Freshwater Ferries to return

In related news, NSW Premier Chris Minns announced the same day. April 12th, 2023 a return of the Freshwater ferries.

''Removing the Freshwater Ferries from Sydney Harbour was reckless, we're reversing that. Bringing back as many of these incredible Aussie built ferries as possible. And bringing them back to work on our harbour permanently.'' Mr. Minns stated

So some relief for Manly commuters who don't want to use the brand new and consistently faulty replacements.

Freshwater ferry the Freshwater. Photo: Haig Gilchrist, January 2023

Sydney Metro program review

The next day, April 13th, 2023, the Minns Labor Government announced it will establish a comprehensive independent review into the whole Sydney Metro program to determine how to salvage the current projects.

''Upon taking office less than a month ago, it has become clear that challenges facing the Sydney Metros are major.'' the government said in a statement

''The Sydney Metro Program has been plagued by significant cost overruns and significant time delays.''

The review will be led by Mike Mrdak. Mr Mrdak has a distinguished career in the Australian Public Service, having worked in infrastructure, transport, regional development, communications and digital economy.  Mr Mrdak was a federal departmental secretary for more than a decade, including as head of the Infrastructure Department.

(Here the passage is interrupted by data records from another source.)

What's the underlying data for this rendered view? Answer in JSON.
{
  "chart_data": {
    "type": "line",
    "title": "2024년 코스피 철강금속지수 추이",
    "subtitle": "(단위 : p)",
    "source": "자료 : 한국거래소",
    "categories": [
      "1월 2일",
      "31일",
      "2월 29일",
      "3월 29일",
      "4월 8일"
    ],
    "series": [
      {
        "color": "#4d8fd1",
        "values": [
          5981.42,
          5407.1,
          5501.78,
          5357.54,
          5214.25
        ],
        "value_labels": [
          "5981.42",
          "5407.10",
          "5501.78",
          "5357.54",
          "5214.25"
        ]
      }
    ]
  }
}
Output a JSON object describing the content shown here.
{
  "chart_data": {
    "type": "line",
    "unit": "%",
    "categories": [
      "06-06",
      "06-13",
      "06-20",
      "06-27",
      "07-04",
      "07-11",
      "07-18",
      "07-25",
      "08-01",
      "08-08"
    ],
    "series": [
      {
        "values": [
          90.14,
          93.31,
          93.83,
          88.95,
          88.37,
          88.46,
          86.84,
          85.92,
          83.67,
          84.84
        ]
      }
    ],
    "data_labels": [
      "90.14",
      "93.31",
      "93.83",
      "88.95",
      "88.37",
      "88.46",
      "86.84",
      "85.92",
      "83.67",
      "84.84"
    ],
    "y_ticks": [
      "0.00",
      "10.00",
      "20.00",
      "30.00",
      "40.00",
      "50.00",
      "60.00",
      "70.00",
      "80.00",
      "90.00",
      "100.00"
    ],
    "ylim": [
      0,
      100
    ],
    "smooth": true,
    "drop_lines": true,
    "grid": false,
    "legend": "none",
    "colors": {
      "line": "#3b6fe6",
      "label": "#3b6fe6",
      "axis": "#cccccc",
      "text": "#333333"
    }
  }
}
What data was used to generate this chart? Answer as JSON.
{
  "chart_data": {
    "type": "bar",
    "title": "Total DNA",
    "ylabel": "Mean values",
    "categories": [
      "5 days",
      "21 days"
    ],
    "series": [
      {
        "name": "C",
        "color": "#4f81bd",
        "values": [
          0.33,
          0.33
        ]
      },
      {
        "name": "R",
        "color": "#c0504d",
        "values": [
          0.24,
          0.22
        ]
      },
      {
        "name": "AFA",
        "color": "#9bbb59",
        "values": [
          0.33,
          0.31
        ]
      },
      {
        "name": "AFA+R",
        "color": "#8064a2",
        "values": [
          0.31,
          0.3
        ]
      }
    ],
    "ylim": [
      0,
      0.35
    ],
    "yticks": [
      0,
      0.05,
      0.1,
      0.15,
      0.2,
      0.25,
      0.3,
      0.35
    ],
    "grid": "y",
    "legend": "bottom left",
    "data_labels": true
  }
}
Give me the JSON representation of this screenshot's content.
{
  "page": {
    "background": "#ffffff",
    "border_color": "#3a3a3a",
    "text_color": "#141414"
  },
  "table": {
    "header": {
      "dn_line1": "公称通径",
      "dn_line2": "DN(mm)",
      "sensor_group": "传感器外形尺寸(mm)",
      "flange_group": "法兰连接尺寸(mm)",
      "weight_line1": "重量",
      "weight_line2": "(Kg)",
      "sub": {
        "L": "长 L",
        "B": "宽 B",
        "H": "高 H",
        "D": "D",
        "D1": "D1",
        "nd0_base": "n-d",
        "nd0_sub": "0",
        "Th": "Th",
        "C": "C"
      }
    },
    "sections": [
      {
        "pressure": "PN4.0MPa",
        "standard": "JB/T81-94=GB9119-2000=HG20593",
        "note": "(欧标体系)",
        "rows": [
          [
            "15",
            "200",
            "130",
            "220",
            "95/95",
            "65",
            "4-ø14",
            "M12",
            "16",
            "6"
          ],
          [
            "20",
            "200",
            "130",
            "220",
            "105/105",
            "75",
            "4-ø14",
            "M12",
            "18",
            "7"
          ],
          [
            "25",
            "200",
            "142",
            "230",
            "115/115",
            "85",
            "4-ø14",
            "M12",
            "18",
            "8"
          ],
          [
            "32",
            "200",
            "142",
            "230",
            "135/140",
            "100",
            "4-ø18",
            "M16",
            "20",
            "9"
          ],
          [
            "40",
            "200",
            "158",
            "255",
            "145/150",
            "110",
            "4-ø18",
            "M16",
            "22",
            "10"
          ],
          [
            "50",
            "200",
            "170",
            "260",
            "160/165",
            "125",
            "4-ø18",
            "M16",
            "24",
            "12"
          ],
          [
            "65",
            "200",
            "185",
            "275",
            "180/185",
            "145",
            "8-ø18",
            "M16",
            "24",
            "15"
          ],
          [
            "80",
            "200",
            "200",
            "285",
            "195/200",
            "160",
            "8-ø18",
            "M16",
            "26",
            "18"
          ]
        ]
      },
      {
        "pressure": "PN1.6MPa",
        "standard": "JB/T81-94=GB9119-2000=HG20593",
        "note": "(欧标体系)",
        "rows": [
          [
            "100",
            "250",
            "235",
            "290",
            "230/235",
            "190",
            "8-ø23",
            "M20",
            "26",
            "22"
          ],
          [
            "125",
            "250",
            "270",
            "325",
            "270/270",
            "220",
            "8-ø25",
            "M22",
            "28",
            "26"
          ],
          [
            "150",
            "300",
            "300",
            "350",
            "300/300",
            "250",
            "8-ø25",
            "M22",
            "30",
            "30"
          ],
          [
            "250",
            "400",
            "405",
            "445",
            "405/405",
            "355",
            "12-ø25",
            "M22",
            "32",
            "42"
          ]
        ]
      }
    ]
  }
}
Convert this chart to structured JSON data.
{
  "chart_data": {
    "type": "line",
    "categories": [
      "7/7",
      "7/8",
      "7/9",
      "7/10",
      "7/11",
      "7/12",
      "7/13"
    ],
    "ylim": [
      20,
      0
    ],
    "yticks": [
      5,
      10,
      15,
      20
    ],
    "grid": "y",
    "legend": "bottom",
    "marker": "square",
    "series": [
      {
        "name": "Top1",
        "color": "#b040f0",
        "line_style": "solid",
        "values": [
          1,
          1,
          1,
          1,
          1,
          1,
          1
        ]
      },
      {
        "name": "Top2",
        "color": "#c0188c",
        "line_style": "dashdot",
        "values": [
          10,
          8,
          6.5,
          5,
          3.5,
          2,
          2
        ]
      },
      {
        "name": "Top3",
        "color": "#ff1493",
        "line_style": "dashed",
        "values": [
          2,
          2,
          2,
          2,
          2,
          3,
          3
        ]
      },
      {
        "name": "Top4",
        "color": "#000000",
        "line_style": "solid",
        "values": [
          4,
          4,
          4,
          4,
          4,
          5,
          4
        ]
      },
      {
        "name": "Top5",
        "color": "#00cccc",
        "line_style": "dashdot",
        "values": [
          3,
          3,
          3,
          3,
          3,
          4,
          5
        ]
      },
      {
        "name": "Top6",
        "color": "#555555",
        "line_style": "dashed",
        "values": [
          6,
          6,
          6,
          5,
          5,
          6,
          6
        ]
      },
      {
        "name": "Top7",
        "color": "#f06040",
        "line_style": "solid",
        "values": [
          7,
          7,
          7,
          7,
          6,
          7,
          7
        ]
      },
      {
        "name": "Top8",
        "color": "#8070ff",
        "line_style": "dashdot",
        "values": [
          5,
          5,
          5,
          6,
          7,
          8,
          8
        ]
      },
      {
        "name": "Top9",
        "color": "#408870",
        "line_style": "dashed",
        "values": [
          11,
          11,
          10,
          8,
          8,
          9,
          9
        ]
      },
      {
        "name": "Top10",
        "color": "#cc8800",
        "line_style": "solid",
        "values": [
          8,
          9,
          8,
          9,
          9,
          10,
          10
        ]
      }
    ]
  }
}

He will be joined by Amanda Yeates as the Deputy Chair. Ms Yeates was previously the Deputy Director General, Department of Transport and Main Roads in Queensland, where she was responsible for the state’s infrastructure program.

Initial early briefings sought by the new NSW Government have revealed:

  • Sydney Metro West is estimated to cost $25.32 billion – a cost overrun of at least $12 billion.
  • Sydney Metro West is estimated to open in 2030 at the earliest – compared to initial Coalition government estimates of mid-late 2020s.
  • The estimated full cost of building Sydney Metro City and Southwest is at least $20.5 billion:
    • This is up to around $9 billion more than the initial estimated full cost.
    • This is at least $2 billion more than the price tag most recently touted by the former government.

The Sydney Metro Review will examine delivery models, project governance and passenger impacts and the best way to resuscitate Sydney’s major transport infrastructure pipeline.

The review will also thoroughly evaluate the delivery of Sydney Metro to date, the current state of progress against delivery targets and make recommendations for getting the maximum value out of the project, including looking at better land use, urban renewal and better integration with the wider transport network.

It will be undertaken with a view to determining how to deliver a fully integrated, safe, accessible and reliable public transport system, not just Sydney Metro.

The review team has been asked to deliver a preliminary report to help inform the 2023 Budget process, with a final report to be delivered by the end of 2023.

The Terms of Reference will be available on the Transport for NSW website.

Chris Minns, NSW Premier said, “We said would be honest and upfront with the people of NSW about the true state of projects we inherited. 

“We know we have significant challenges. This review is about assembling the right rescue team to come up with solutions to get literally get the metro projects back on track. 

“We’re not interested in casting blame – we’re interested in finding solutions.”

Jo Haylen, Minister for Transport said, 

“We have inherited significant challenges on the Metro program and in transport more broadly.

“Given the significant investment in the Sydney Metro to date, and the importance of delivering improvements to the broader public transport system, an urgent independent review into the whole Sydney Metro project is appropriate and warranted.”